Sixteen artists and one collector, The “Art of Collecting” by Benjamin Sigg is the result of his past 15-year of collecting experience, a sign of his dedication towards Chinese and Southeast Asian contempoary art, and a reflection of his insight and taste towards the universe of art collecting.
TEXT: CoBo Editorial Force
IMAGES: Courtesy of the artist and CONSIGG
A former Swiss hotelier, Benjamin chooses Hong Kong as his base for art exploration. Together with his uncle, the legendary Chinese contemporary art collector Dr. Uli Sigg, Benjamin embarked on several art trips to learn Chinese contemporary art first-handed and meet the artists through visiting their studios, to establish bonding with the artists and their works.
At the occasion of Benjamin Sigg’s collection exhibition at CoBo House, CoBo’s editorial team sat down with Benjamin to talk about his insight on collecting and art investment, how he has become a collector, his relationship with artists and anecdotes of his artistic adventure. It is a story of art as a passing on passion and family heritage.
How did you first introduce to art?
I was introduced to art at an early age. It was in my Dad’s home and our family has been collecting art for generations. My grandfather had a great collection of Albert Anker (1831-1910).

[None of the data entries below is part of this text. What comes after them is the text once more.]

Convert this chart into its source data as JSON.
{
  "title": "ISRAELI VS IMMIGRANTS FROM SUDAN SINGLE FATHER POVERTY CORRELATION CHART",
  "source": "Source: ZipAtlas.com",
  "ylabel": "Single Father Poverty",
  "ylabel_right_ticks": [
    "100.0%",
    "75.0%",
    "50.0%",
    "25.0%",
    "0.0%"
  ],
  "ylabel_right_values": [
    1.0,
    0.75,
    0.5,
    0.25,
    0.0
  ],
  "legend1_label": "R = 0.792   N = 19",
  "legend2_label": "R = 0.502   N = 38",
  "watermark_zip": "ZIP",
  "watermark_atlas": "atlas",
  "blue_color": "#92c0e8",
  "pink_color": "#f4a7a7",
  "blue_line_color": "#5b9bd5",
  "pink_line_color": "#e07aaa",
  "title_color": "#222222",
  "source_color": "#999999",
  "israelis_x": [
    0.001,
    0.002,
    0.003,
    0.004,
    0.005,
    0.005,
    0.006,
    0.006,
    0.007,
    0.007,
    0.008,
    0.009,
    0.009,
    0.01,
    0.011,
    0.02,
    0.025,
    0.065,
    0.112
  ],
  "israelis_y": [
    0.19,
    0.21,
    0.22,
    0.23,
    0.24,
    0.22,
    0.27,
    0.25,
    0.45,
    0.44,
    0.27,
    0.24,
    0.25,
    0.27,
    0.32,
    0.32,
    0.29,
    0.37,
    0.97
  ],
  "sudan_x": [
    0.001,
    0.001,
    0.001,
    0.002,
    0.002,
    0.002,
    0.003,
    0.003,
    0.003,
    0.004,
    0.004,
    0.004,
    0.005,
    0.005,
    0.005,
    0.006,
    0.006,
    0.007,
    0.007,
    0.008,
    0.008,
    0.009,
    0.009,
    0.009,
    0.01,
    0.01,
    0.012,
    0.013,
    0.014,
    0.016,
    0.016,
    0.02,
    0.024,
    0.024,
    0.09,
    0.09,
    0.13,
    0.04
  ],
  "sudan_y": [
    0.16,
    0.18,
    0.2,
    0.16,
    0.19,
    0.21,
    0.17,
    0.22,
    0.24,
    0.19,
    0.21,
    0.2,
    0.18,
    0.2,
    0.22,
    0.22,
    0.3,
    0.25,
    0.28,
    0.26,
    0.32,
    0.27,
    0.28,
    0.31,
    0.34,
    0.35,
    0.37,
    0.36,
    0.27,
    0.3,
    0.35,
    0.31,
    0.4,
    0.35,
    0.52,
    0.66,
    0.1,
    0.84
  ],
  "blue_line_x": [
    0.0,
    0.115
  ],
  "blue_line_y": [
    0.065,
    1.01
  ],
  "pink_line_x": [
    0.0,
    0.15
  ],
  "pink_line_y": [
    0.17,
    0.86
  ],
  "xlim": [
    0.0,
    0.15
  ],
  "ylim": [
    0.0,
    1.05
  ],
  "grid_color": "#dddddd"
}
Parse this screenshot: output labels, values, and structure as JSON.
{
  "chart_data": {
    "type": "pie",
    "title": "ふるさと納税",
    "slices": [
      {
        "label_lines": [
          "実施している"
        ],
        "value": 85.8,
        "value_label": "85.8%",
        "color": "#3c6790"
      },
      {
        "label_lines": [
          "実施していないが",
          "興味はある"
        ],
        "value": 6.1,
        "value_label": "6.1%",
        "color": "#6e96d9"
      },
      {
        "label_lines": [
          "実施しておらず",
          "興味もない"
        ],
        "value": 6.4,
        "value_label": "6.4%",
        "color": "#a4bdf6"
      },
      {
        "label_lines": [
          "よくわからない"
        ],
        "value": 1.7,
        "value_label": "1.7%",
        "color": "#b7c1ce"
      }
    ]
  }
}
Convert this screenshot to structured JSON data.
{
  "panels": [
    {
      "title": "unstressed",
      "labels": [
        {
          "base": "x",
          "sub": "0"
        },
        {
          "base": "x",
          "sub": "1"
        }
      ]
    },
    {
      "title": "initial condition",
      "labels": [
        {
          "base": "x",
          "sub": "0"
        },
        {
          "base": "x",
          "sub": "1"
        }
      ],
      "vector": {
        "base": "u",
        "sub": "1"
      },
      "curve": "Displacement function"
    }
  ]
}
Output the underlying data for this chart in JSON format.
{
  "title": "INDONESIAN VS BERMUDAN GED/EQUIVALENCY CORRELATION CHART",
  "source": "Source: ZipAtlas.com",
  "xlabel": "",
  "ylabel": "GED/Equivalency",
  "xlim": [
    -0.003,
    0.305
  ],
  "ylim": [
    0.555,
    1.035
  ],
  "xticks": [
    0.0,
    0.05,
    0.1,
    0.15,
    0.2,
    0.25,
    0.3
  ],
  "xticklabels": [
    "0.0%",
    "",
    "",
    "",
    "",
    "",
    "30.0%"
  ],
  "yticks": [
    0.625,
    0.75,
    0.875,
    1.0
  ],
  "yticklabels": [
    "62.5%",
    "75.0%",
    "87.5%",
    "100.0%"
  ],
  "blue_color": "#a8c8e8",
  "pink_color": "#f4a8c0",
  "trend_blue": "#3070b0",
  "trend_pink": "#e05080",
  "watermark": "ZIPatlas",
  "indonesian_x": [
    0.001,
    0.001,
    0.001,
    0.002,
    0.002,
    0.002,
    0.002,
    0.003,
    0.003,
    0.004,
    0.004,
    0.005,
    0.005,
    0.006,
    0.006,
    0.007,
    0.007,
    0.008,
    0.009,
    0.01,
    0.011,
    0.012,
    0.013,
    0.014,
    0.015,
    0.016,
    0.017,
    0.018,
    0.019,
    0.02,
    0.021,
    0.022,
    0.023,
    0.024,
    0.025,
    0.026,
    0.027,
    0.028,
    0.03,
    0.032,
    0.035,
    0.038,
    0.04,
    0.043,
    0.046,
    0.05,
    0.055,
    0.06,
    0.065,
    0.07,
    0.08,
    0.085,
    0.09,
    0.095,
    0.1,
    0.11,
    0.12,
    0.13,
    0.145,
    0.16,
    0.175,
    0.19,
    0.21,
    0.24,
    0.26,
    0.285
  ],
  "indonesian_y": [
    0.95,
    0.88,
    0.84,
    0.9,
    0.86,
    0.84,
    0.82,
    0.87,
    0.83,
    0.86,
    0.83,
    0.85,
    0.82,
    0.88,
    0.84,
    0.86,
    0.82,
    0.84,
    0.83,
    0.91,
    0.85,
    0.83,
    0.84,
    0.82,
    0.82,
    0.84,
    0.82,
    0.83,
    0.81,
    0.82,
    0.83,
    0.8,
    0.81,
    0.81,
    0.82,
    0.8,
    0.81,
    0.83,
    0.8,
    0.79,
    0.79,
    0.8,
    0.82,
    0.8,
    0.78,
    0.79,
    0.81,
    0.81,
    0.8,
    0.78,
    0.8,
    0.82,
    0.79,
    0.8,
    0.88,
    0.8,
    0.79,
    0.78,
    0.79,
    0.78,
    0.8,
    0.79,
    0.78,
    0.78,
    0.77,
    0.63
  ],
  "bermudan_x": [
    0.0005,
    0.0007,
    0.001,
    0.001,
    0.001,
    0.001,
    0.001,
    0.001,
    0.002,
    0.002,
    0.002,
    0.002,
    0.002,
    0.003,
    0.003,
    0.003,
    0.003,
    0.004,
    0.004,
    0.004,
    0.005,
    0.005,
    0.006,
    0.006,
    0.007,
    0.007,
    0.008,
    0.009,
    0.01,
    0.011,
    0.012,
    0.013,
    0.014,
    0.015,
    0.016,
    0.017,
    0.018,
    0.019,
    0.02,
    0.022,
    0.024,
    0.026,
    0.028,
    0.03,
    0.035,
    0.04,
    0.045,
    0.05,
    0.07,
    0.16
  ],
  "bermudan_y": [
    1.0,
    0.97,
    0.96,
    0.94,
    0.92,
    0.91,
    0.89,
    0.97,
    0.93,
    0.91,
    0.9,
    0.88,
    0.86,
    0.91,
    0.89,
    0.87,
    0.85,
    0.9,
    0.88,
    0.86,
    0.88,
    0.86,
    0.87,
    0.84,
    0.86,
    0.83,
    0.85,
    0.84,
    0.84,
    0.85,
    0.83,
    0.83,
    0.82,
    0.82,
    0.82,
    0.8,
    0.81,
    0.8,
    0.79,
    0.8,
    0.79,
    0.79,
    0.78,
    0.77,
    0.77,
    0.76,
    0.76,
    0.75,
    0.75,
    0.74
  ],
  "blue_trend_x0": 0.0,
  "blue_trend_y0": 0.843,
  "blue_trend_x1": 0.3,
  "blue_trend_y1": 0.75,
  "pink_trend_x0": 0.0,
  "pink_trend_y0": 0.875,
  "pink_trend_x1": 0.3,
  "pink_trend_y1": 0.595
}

Anker, next to Hodler , Klee and Giacometti, was probably the biggest name to collect in the 19th century. Only in the recent 20 years our family started to collect more modern and contemporary artists.
When and how did you acquire your first piece of art?
The first piece of art, I purchased at the age of 20. It was a piece from an German Photography artist, Andreas Luetherer. The move to collecting Chinese and South East Asian Contemporary started in the early years of 2000.
How would you decribe your relationship with Dr. Uli Sigg? How did he influence you in terms of the appreciation of art and collecting?
Uncle Uli has been a significant influence in my life as a collector.
He has become a mentor to me, not only because of his collecting but also as a humble personality and incredibly smart business man.
I was fortunate enough to join him on several studio visits in mainland China. He taught me a lot on how to build a collection. He is very analytical and asks the artists a lot of questions. This though in a very polite and professional way. This made me look at art in a different way and take it as a serious matter.
What is your definition of a collector?
Well it’s pretty simple. A collector buys/ collects things that appeal to him. He collects them because they are beautiful objects, because they appeal to him and because he has a personal connection with them.
Any tips on building a collection?
Buy what you like. Follow your own taste and collect what appeals to you.
Unlike my great uncle or other collectors, I do not have any specific approach. I simply buy what I connect with.
How do you evaluate the investment value of an artwork? What’s the methodology and research behind?
That is the difficult part. Don’t buy for pure investment purposes, it’s like the stock market. There’s no guarantees in life. Of course I did and do extensive market research online. There are subscription plans with websites such as mutual art or art price and they tell you the auction prices and approximate market values. However, even there you find incorrect data.
Tell us about the most successful art investment you’ve made so far.
The most successful investment will probably only reveal in the next 10 year’ s time. The market now seems already at its peak in terms of pricing.
The market has shifted these years and many now start collecting western artists that are more affordable and also of great quality.
How would you descirbe your relationship with artists?
My relationship with the artists is great. If it wasn’t, I probably wouldn’t be collecting their works.
It is very important to have mutual respect and to keep a good relationship with the artists.
How does the relationship with artists affect your act of collecting? Could you give us an example?
I have visited many artist studios and really love doing that. Like mentioned before, bonding with the artist is very important. Artists are people like you and me, they all have their own personalities.
I have refused to buy some works that I liked before, because the ego and attitude of the artist didn’t please me as a collector.
Tell us about the new ventures that you are going to kick-start with Dr. Uli Sigg.
I’d rather tell you that at a later stage. We are working on something pretty exciting but for now that is too early to comment on.